The Senate-White House negotiations centered on what is known as a "court-stripping" provision that bars U.S. courts from considering habeas corpus filings by detainees over their confinement and treatment. It affirms the Bush administration's assertion that it has an incontestable right to hold persons detained as "unlawful enemy combatants" for the duration of the battle against terrorism.
"Habeas has to be resolved," and it will most likely be addressed on the Senate floor, John W. Warner (R-Va.), chairman of the Senate Armed Services Committee, told reporters after meeting with Hadley. Senate Republican leadership aides said that the floor debate could begin today and that the legislation setting rules for military commissions, as they are known, might be combined with a bill to create a new fence along the U.S.-Mexico border.
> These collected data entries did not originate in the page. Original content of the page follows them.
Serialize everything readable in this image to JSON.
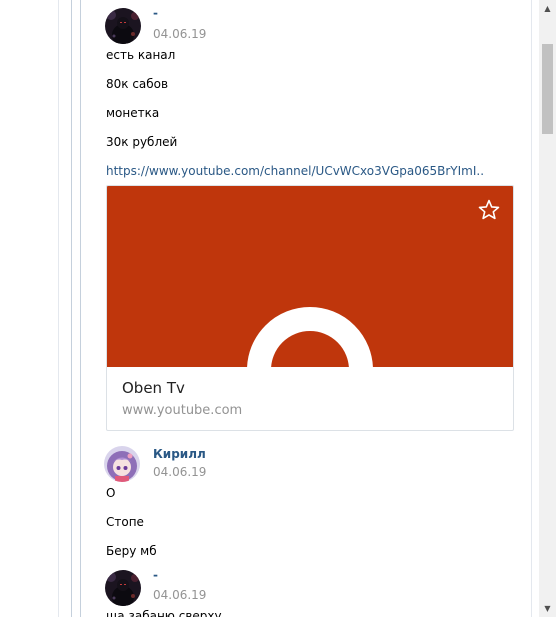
{
  "posts": [
    {
      "author": "-",
      "date": "04.06.19",
      "lines": [
        "есть канал",
        "80к сабов",
        "монетка",
        "30к рублей"
      ],
      "link_text": "https://www.youtube.com/channel/UCvWCxo3VGpa065BrYImI..",
      "preview": {
        "title": "Oben Tv",
        "domain": "www.youtube.com",
        "star_icon": "star-outline-icon",
        "color": "#bf360c"
      }
    },
    {
      "author": "Кирилл",
      "date": "04.06.19",
      "lines": [
        "О",
        "Стопе",
        "Беру мб"
      ]
    },
    {
      "author": "-",
      "date": "04.06.19",
      "lines": [
        "ща забаню сверху"
      ]
    }
  ],
  "scrollbar": {
    "up_icon": "▲",
    "down_icon": "▼"
  },
  "colors": {
    "link": "#2a5885",
    "date": "#939393",
    "preview_bg": "#bf360c"
  }
}
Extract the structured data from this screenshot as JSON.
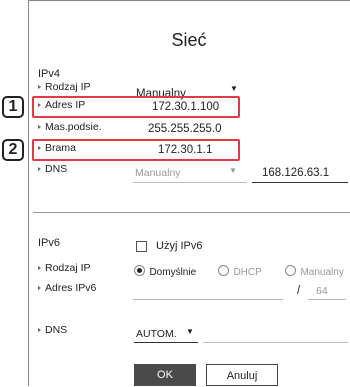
{
  "title": "Sieć",
  "ipv4": {
    "section_label": "IPv4",
    "mode_label": "Rodzaj IP",
    "mode_value": "Manualny",
    "ip_label": "Adres IP",
    "ip_value": "172.30.1.100",
    "mask_label": "Mas.podsie.",
    "mask_value": "255.255.255.0",
    "gateway_label": "Brama",
    "gateway_value": "172.30.1.1",
    "dns_label": "DNS",
    "dns_mode": "Manualny",
    "dns_value": "168.126.63.1"
  },
  "badges": [
    "1",
    "2"
  ],
  "ipv6": {
    "section_label": "IPv6",
    "use_label": "Użyj IPv6",
    "mode_label": "Rodzaj IP",
    "opt_default": "Domyślnie",
    "opt_dhcp": "DHCP",
    "opt_manual": "Manualny",
    "addr_label": "Adres IPv6",
    "prefix_sep": "/",
    "prefix_value": "64",
    "dns_label": "DNS",
    "dns_mode": "AUTOM."
  },
  "buttons": {
    "ok": "OK",
    "cancel": "Anuluj"
  }
}
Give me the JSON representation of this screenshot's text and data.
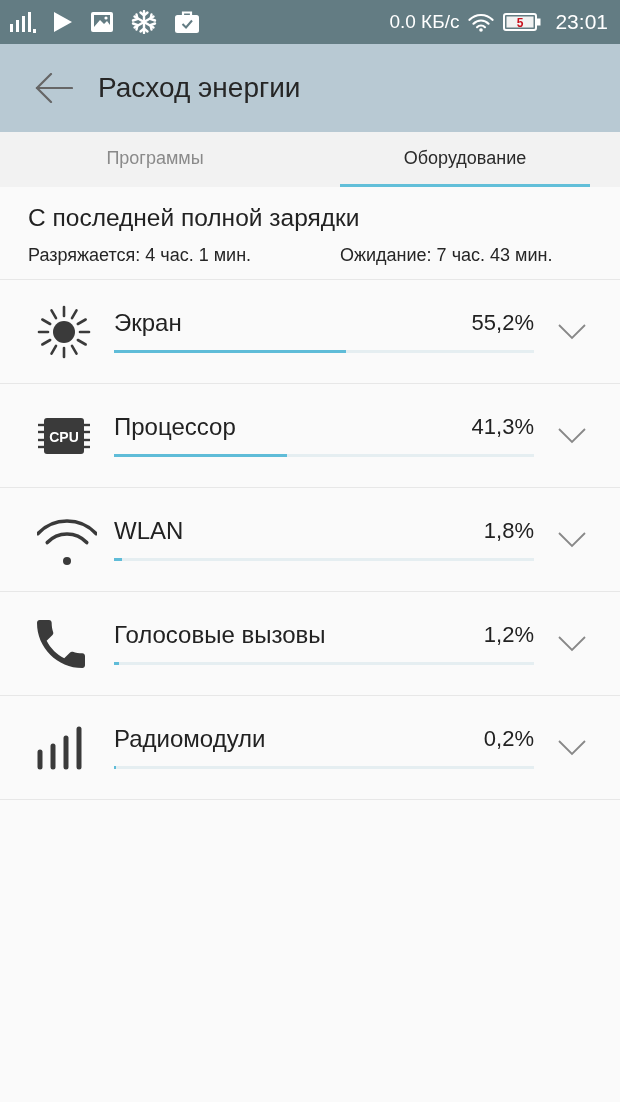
{
  "status_bar": {
    "network_speed": "0.0 КБ/с",
    "battery_text": "5",
    "time": "23:01"
  },
  "header": {
    "title": "Расход энергии"
  },
  "tabs": [
    {
      "label": "Программы",
      "selected": false
    },
    {
      "label": "Оборудование",
      "selected": true
    }
  ],
  "summary": {
    "title": "С последней полной зарядки",
    "discharging": "Разряжается: 4 час. 1 мин.",
    "standby": "Ожидание: 7 час. 43 мин."
  },
  "items": [
    {
      "name": "Экран",
      "percent": "55,2%",
      "level": 0.552,
      "expanded": false
    },
    {
      "name": "Процессор",
      "chip_label": "CPU",
      "percent": "41,3%",
      "level": 0.413,
      "expanded": false
    },
    {
      "name": "WLAN",
      "percent": "1,8%",
      "level": 0.018,
      "expanded": false
    },
    {
      "name": "Голосовые вызовы",
      "percent": "1,2%",
      "level": 0.012,
      "expanded": false
    },
    {
      "name": "Радиомодули",
      "percent": "0,2%",
      "level": 0.002,
      "expanded": false
    }
  ]
}
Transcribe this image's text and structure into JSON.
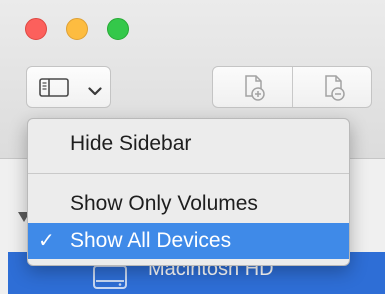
{
  "window": {
    "titlebar": {
      "traffic_lights": [
        "close",
        "minimize",
        "zoom"
      ],
      "toolbar": {
        "sidebar_button": {
          "icon": "sidebar-icon",
          "dropdown_icon": "chevron-down-icon"
        },
        "add_volume_button": {
          "icon": "add-volume-icon"
        },
        "remove_volume_button": {
          "icon": "remove-volume-icon"
        }
      }
    },
    "sidebar": {
      "selected_item": {
        "label": "Macintosh HD",
        "icon": "hard-disk-icon"
      }
    }
  },
  "view_menu": {
    "items": [
      {
        "label": "Hide Sidebar",
        "checked": false,
        "highlighted": false
      },
      {
        "label": "Show Only Volumes",
        "checked": false,
        "highlighted": false
      },
      {
        "label": "Show All Devices",
        "checked": true,
        "highlighted": true
      }
    ],
    "check_mark": "✓"
  },
  "colors": {
    "highlight": "#3f8ae8",
    "selection": "#2e6ed6",
    "close": "#fc605c",
    "minimize": "#fdbc40",
    "zoom": "#34c84a"
  }
}
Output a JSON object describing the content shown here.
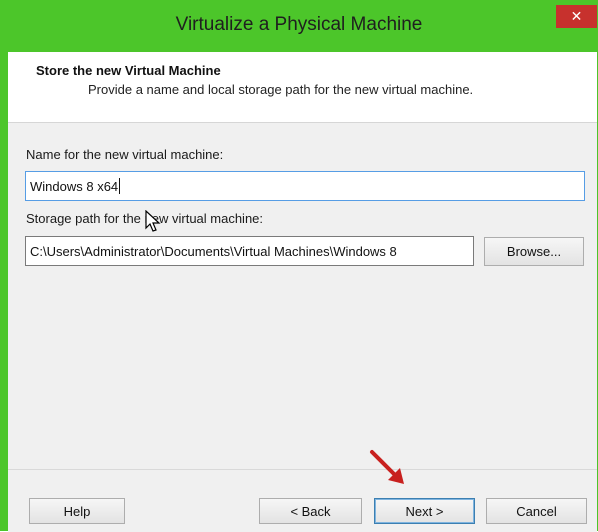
{
  "window": {
    "title": "Virtualize a Physical Machine",
    "close_label": "✕"
  },
  "header": {
    "title": "Store the new Virtual Machine",
    "subtitle": "Provide a name and local storage path for the new virtual machine."
  },
  "form": {
    "name_label": "Name for the new virtual machine:",
    "name_value": "Windows 8 x64",
    "path_label": "Storage path for the new virtual machine:",
    "path_value": "C:\\Users\\Administrator\\Documents\\Virtual Machines\\Windows 8",
    "browse_label": "Browse..."
  },
  "footer": {
    "help_label": "Help",
    "back_label": "< Back",
    "next_label": "Next >",
    "cancel_label": "Cancel"
  },
  "colors": {
    "titlebar": "#4cc62a",
    "close": "#c7312d",
    "annotation_arrow": "#c8201e"
  },
  "icons": {
    "cursor": "mouse-pointer-icon",
    "annotation": "red-arrow-icon"
  }
}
Three foes of the habeas corpus provision -- Senate Judiciary Committee Chairman Arlen Specter (R-Pa.), Sen. Patrick J. Leahy (D-Vt.) and Sen. Gordon Smith (R-Ore.) -- introduced yesterday an amendment to overturn the administration-backed provision by allowing foreign nationals in military or CIA custody to challenge the legality of their detentions after one year.
Sen. Lindsey O. Graham (R-S.C.), who supports the suspension of the habeas corpus process, predicted that the Specter amendment "will be defeated, I think, in a bipartisan fashion, with a solid vote." But Graham said he has been exploring a different amendment on the matter, which he declined to describe.
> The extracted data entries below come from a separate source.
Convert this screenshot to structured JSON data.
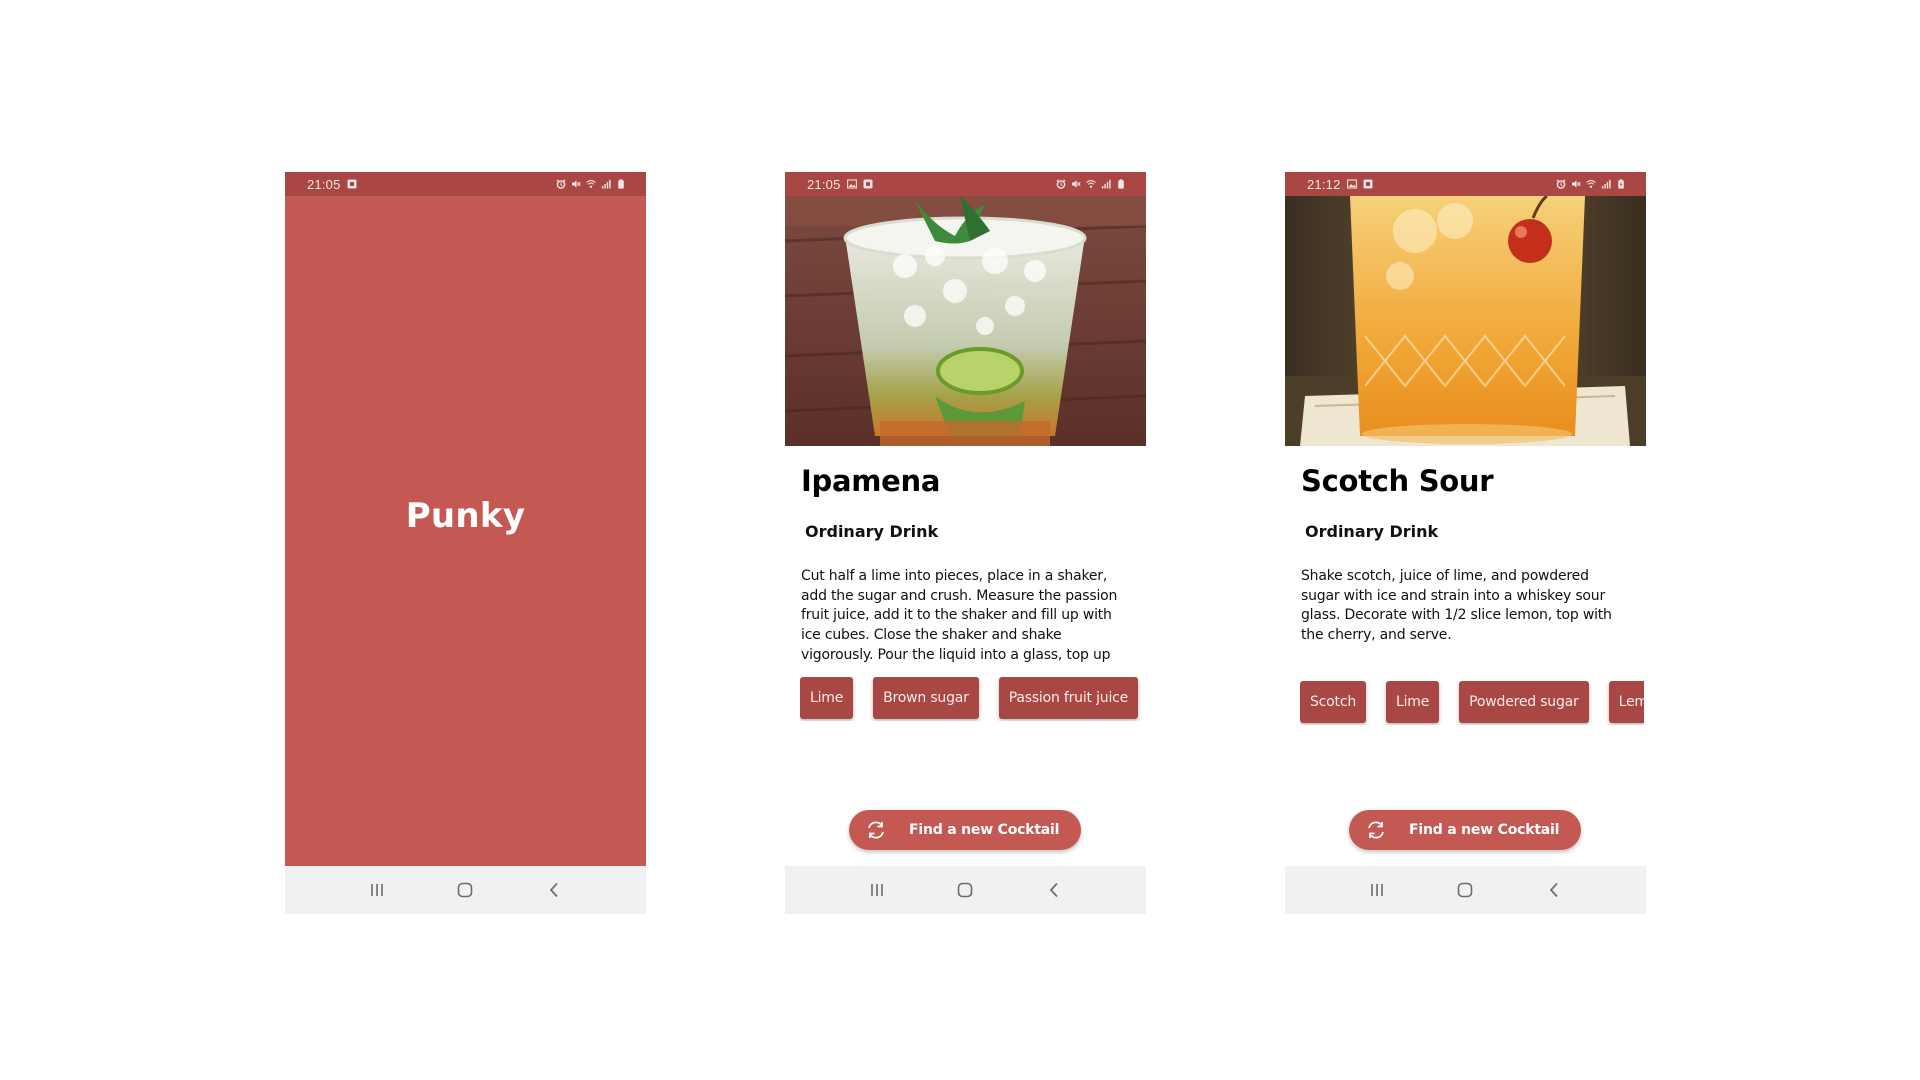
{
  "colors": {
    "primary": "#c45852",
    "primary_dark": "#a84743",
    "navbar": "#f1f1f1",
    "chip_text": "#fbeceb"
  },
  "screens": [
    {
      "status_time": "21:05",
      "status_left_icons": [
        "notification-icon"
      ],
      "status_right_icons": [
        "alarm-icon",
        "mute-icon",
        "wifi-icon",
        "signal-icon",
        "battery-icon"
      ],
      "splash_title": "Punky"
    },
    {
      "status_time": "21:05",
      "status_left_icons": [
        "image-icon",
        "notification-icon"
      ],
      "status_right_icons": [
        "alarm-icon",
        "mute-icon",
        "wifi-icon",
        "signal-icon",
        "battery-icon"
      ],
      "photo": "mojito-glass-photo",
      "title": "Ipamena",
      "category": "Ordinary Drink",
      "instructions": "Cut half a lime into pieces, place in a shaker, add the sugar and crush. Measure the passion fruit juice, add it to the shaker and fill up with ice cubes. Close the shaker and shake vigorously. Pour the liquid into a glass, top up",
      "ingredients": [
        "Lime",
        "Brown sugar",
        "Passion fruit juice"
      ],
      "find_button": "Find a new Cocktail"
    },
    {
      "status_time": "21:12",
      "status_left_icons": [
        "image-icon",
        "notification-icon"
      ],
      "status_right_icons": [
        "alarm-icon",
        "mute-icon",
        "wifi-icon",
        "signal-icon",
        "battery-charging-icon"
      ],
      "photo": "scotch-sour-glass-photo",
      "title": "Scotch Sour",
      "category": "Ordinary Drink",
      "instructions": "Shake scotch, juice of lime, and powdered sugar with ice and strain into a whiskey sour glass. Decorate with 1/2 slice lemon, top with the cherry, and serve.",
      "ingredients": [
        "Scotch",
        "Lime",
        "Powdered sugar",
        "Lemon"
      ],
      "find_button": "Find a new Cocktail"
    }
  ],
  "navbar": {
    "icons": [
      "recent-apps-icon",
      "home-icon",
      "back-icon"
    ]
  }
}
Administration officials have said that the controversial provision is warranted because "unlawful enemy combatants" are not entitled to the same rights as regular soldiers or U.S. citizens; because isolation and the threat of indefinite detention aid U.S. interrogations; and because habeas corpus petitions could obstruct or delay the military trials of detainees.
But human rights groups and defense lawyers have condemned the provision as unconstitutional. They said it could leave detainees "to rot" in jail.
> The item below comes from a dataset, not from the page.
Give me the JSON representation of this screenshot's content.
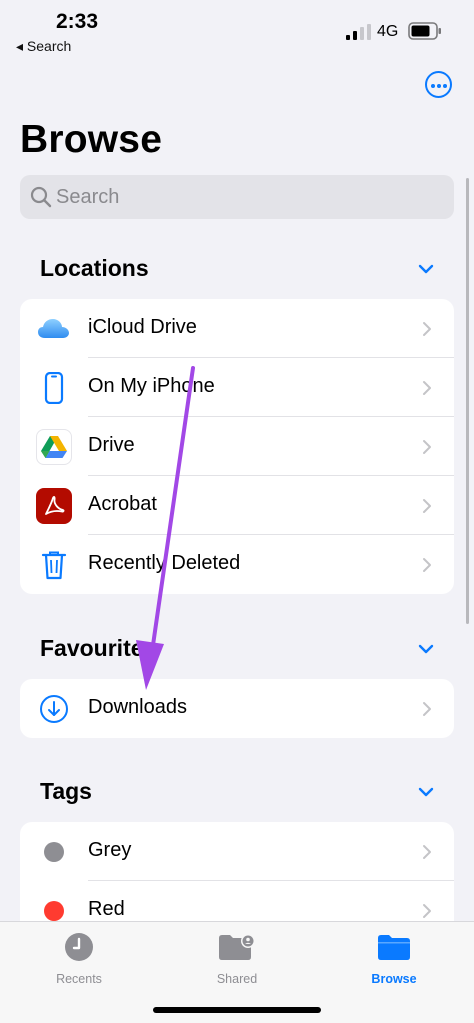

Thirty-one former ambassadors, including 20 who served in Republican administrations, jointly wrote Congress this week that "to eliminate habeas corpus relief for the citizens of other countries who have fallen into our hands cannot but make a mockery" of the administration's efforts to promote democracy. They also said that it would set a precedent that could jeopardize U.S. diplomats and military personnel overseas.
The negotiators also discussed yesterday a recent administration-backed change in the legislation to broaden the definition of potential unlawful enemy combatants in a way that would allow the government to detain and try a wider range of foreign nationals than envisioned earlier.
Other recent changes to the bill aroused controversy yesterday. In one, the administration and its House allies would give the defense secretary wide latitude to depart, without independent judicial scrutiny, from the rules and detainee protections the legislation would create. It would allow him to do so whenever he deems it "practicable or consistent with military or intelligence activities."
Georgetown University law professor Neal K. Katyal, who represented Salim Ahmed Hamdan in a case in which the Supreme Court overturned in June the administration's previous military-trial procedures, said the discretion, as written, is broad enough for the Defense Department to suspend a presumption of innocence for defendants. The new rules "themselves build in all the flexibility the secretary of defense needs to depart massively," Katyal said.
Other defense lawyers criticized yesterday recent changes that make it easier for prosecutors to introduce evidence without challenge and that eliminate defendants' right to examine all the evidence presented against them. The draft bill would, however, preserve defendants' right to respond to that evidence.
Staff researcher Madonna Lebling contributed to this report.